AI-powered audience analytics system for publishers
Publishers accumulate rich data on reader behavior, but only use the top-level metrics (views, bounces). Deep audience analytics with ML transforms this data into actionable insights for editorial and sales teams.
Audience segmentation
RFM + Behavioral Clustering:
Behavioral segmentation of readers goes beyond demographics:
import pandas as pd
import numpy as np
from sklearn.preprocessing import StandardScaler
from sklearn.cluster import KMeans
def segment_readers(reader_events_df, n_segments=6):
"""
Сегментация читателей по поведенческим признакам.
reader_events_df: события (статьи, время, scroll_depth, shares)
"""
# Агрегация на уровне читателя
reader_features = reader_events_df.groupby('reader_id').agg({
'article_id': 'count', # Frequency
'session_duration': 'mean', # вовлечённость
'scroll_depth_pct': 'mean', # глубина чтения
'days_active': 'nunique', # активные дни
'category': lambda x: x.mode()[0], # любимая категория
'shares': 'sum', # виральность
'direct_visit': 'mean', # лояльность (не трафик из поиска)
'last_visit': lambda x: (pd.Timestamp.now() - pd.to_datetime(x).max()).days
}).reset_index()
reader_features.columns = ['reader_id', 'articles_read', 'avg_session',
'avg_scroll', 'active_days', 'top_category',
'shares', 'direct_ratio', 'recency_days']
# Нормализация
numeric_cols = ['articles_read', 'avg_session', 'avg_scroll',
'active_days', 'shares', 'direct_ratio', 'recency_days']
scaler = StandardScaler()
X = scaler.fit_transform(reader_features[numeric_cols].fillna(0))
# K-Means кластеризация
kmeans = KMeans(n_clusters=n_segments, random_state=42, n_init=10)

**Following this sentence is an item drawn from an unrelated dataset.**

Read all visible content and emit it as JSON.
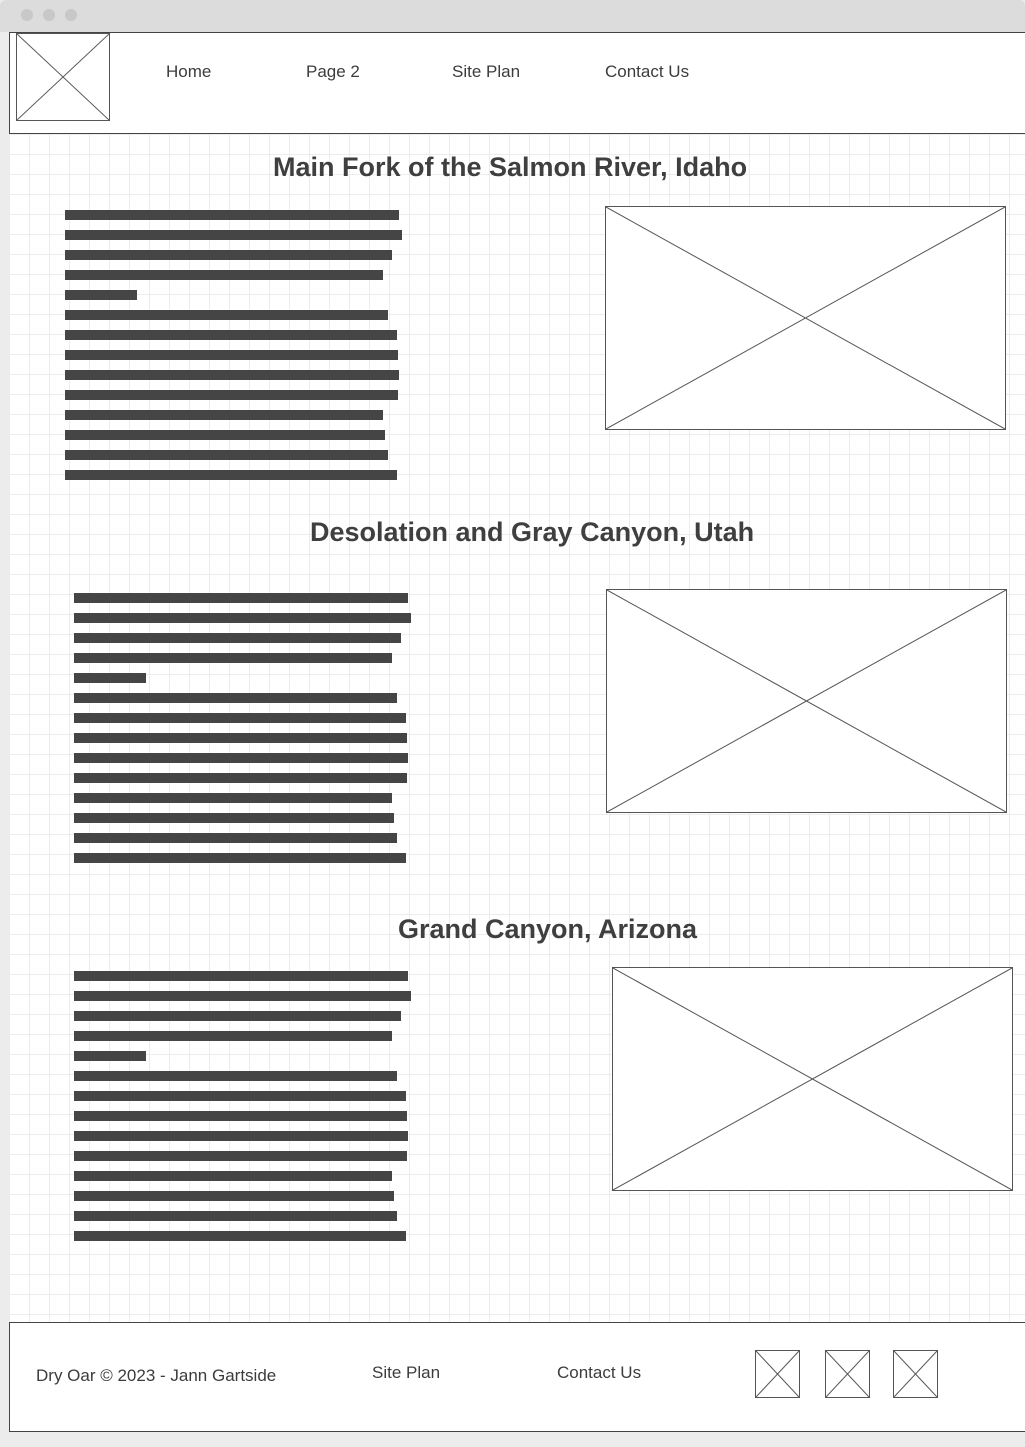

reader_features['segment'] = kmeans.fit_predict(X)
return reader_features
Typical segments: - Loyalists: come directly, read every day, deep scroll - Casual browsers: sometimes come from social networks, read only the headline - Topic specialists: read a lot in one category (audience for niche newsletters) - Social sharers: read little themselves, but actively share - Churning users: were active, stopped
Content analytics
Content Performance Scoring:
Article evaluation is based not only on views, but also on quality metrics:
| Метрика | Вес | Что измеряет |
|---|---|---|
| Read rate (scroll >70%) | 30% | Удержание внимания |
| Time on page / expected | 25% | Реальное чтение vs. bounce |
| Return rate | 20% | Читатель вернулся через статью |
| Social amplification | 15% | Виральность |
| Subscription assists | 10% | Влияние на конверсию |
Topic Resonance Analysis:
Which topics resonate most with different audience segments: - NLP content clustering (BERTopic) → topic clusters - Matrix "Topic × audience segment" → editorial insights - The editors see: "Loyalist readers want more analytics, Casual readers want more listicles"
Subscriber Churn Forecast
Subscriber Health Score:
Dynamic scoring of each subscriber: - Decrease in reading frequency → yellow flag - Unsubscribe from email newsletter → red flag - Pattern: did not open emails for 3 weeks + did not visit the site → P(churn_30d) = 0.7
Win-back campaigns:
If P(churn) > 0.6: - Personalized selection of the best articles for the period of absence - Special offer upon subscription expiration (if LTV > cost of offer) - Re-engagement email series with increasing incentives
Attribution and monetization insights
Content-Subscriber Attribution:
Which articles actually lead to subscriptions? - Multi-touch attribution: the reader read 8 articles before subscribing - Markov Chain attribution: each article gets its fair share of credit for conversion - Editorial: invest in creating content type X because it converts
Development time: 2–4 months for an audience analytics platform with segmentation, churn prediction, and content scoring.